Not such a new concept after all?
I don’t think that I have to tell much about the recent developments on Data Mesh (see this and that), the world doesn’t need another “Data Mesh introduction” article just to tell these things again.
But when we dig deeper into that topic and look on the Data Product there might be some similarities ringing a bell. We’ll come to this later.
But how is a Data Product defined (by Zhamak)?
Data product is the node on the mesh that encapsulates three structural components required for its function, providing access to domain’s analytical data as a product.
Code: it includes (a) code for data pipelines responsible for consuming, transforming and serving upstream data - data received from domain’s operational system or an upstream data product; (b) code for APIs that provide access to data, semantic and syntax schema, observability metrics and other metadata; (c) code for enforcing traits such as access control policies, compliance, provenance, etc.
Data and Metadata: well that’s what we are all here for, the underlying analytical and historical data in a polyglot form. Depending on the nature of the domain data and its consumption models, data can be served as events, batch files, relational tables, graphs, etc., while maintaining the same semantic. For data to be usable there is an associated set of metadata including data computational documentation, semantic and syntax declaration, quality metrics, etc; metadata that is intrinsic to the data e.g. its semantic definition, and metadeta that communicates the traits used by computational governance to implement the expected behavior e.g. access control policies.
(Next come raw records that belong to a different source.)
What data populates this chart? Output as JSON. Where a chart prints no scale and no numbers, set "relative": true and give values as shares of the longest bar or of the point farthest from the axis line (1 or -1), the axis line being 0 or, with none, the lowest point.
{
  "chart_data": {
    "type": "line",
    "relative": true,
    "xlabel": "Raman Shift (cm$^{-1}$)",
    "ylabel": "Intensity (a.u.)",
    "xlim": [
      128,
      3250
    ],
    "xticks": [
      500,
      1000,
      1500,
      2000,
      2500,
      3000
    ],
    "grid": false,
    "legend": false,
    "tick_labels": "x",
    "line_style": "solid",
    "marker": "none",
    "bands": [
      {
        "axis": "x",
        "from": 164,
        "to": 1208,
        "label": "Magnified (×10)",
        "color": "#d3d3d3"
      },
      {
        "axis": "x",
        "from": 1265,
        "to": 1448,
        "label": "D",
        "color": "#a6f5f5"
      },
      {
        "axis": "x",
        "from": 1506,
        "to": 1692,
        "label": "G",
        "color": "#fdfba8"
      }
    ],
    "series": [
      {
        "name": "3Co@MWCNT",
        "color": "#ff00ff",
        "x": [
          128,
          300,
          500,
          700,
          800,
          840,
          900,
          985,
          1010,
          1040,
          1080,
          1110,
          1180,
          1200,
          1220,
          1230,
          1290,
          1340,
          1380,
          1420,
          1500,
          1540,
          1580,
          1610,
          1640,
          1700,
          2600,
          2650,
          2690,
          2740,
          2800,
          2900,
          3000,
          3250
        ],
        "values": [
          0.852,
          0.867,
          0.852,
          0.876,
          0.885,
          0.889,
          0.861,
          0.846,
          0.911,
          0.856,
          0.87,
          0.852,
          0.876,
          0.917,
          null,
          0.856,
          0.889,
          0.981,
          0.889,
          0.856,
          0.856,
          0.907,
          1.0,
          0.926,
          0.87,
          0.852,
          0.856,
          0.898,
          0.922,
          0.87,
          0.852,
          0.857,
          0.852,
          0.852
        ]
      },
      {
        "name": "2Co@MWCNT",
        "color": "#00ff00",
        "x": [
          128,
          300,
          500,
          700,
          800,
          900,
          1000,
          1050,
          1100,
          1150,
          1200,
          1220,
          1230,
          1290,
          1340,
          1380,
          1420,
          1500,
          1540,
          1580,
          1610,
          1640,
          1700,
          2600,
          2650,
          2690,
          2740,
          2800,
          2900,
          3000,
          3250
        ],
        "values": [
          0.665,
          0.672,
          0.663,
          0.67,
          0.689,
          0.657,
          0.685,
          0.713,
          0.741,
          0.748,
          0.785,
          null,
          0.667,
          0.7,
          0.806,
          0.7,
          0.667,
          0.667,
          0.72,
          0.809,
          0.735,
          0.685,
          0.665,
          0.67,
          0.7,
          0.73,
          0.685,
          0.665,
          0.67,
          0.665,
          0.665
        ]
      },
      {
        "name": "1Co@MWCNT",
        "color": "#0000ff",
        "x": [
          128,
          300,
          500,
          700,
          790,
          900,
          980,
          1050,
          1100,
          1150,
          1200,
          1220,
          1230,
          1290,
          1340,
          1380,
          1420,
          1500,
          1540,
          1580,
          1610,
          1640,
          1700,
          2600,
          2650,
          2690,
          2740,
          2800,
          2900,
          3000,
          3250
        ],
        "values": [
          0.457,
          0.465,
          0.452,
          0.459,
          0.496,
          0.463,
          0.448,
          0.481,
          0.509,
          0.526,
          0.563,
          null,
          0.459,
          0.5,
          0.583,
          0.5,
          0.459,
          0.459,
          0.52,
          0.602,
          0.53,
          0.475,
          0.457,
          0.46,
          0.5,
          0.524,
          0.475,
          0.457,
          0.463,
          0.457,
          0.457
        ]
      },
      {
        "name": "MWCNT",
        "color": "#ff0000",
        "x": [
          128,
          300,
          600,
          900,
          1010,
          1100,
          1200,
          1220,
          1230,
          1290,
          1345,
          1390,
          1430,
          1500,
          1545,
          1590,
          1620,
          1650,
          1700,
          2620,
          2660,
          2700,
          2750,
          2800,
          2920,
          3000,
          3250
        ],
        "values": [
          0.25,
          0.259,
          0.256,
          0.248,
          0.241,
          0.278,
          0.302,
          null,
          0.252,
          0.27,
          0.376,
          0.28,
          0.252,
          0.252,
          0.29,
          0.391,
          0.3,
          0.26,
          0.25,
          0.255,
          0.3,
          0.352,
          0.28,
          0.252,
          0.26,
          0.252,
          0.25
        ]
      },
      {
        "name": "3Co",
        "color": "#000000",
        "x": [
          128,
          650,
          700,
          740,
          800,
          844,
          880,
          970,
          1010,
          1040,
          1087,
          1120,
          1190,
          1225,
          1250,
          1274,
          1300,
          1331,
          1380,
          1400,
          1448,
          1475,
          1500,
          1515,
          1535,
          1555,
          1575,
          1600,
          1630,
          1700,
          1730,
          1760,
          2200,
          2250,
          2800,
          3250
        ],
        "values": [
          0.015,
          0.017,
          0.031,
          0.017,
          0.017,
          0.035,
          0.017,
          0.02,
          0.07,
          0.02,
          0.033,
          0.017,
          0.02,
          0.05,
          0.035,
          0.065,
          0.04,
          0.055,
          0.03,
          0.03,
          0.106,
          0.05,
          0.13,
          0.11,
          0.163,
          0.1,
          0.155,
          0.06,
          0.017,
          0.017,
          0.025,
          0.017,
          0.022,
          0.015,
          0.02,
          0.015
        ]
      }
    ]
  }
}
Infrastructure: The infrastructure component enables building, deploying and running the data product’s code, as well as storage and access to big data and metadata.
Additionally, we have the three types of ports.
- Input Ports
- Output Ports
- Control Ports
This looks really interesting and quite new, if you remember how the usual work in the data & analytics domain was done previously. But times have changed, principles like Infrastructure as Code, serverles, DevOps & DataOps, SRE etc. have changed the game towards more code focussed and software engineering thinking.
This morning I stumpled across a nice article on cloud serverless lock-in. One approach here is the hexagonal architecture, in which Ports and Adapters are present.
The goal of the hexagonal architecture is to encapsulate the logic within the core from the outer world. With this one, you can leverage some benefits:
- easier testing in isolation
- development can be done independently from external services
- ports and adapters are replaceable / extandable
Now let’s try to map it to the Data Product from Data Mesh. The Data Product is connected via the Input Port(s) to the data sources, this can be a database (e.g. via jdbc), a Message Queue / Message Broker like Kafka, Web endpoints etc.
Then within the Data Product, the “standard” procedures of Load, Process and Provide are happening. They load the data from the source via the input port (or receive events via subscription e.g. to a Kafka topic), do some data transformation steps ( = process) and provide the outcome via the Output Port(s). This can be again a database or a S3 endpoint or again a topic in Kafka. The advantage of that encapsulation is that the Data Product can be developed without interfering other data pipelines from other Data Products, I can start with a simple pass-through and add further transformations steps as soon as I need them. And it can be easily extended on new output ports (e.g. starting with a S3 endpoint, later a REST endpoint) Sounds quite similar to the hexagonal architecture? Yes, and reflects the movement to more Microservices in the non-analytical world. And on the Data & Analytics domain we see similar patterns, Data Mesh opens the door towards Domain Driven Development, Serverless, Data Products (within Data Mesh), Event-Driven are pushing towards Microservices / more granular processes.
So, back to the initial question: Is Data Mesh not so new? Well, from my view it is and it is not.
- It is not: Data Mesh uses approaches and concepts from the Software Engineering domain like domain driven design, hexagonal architecture, Microservices etc.
- It is: these concepts were not the standard way of working in Data & Analytics Space in the last years and therefore a quite new approach. But it is good and helps to bring the data-driven thinking and data-diven practise forward.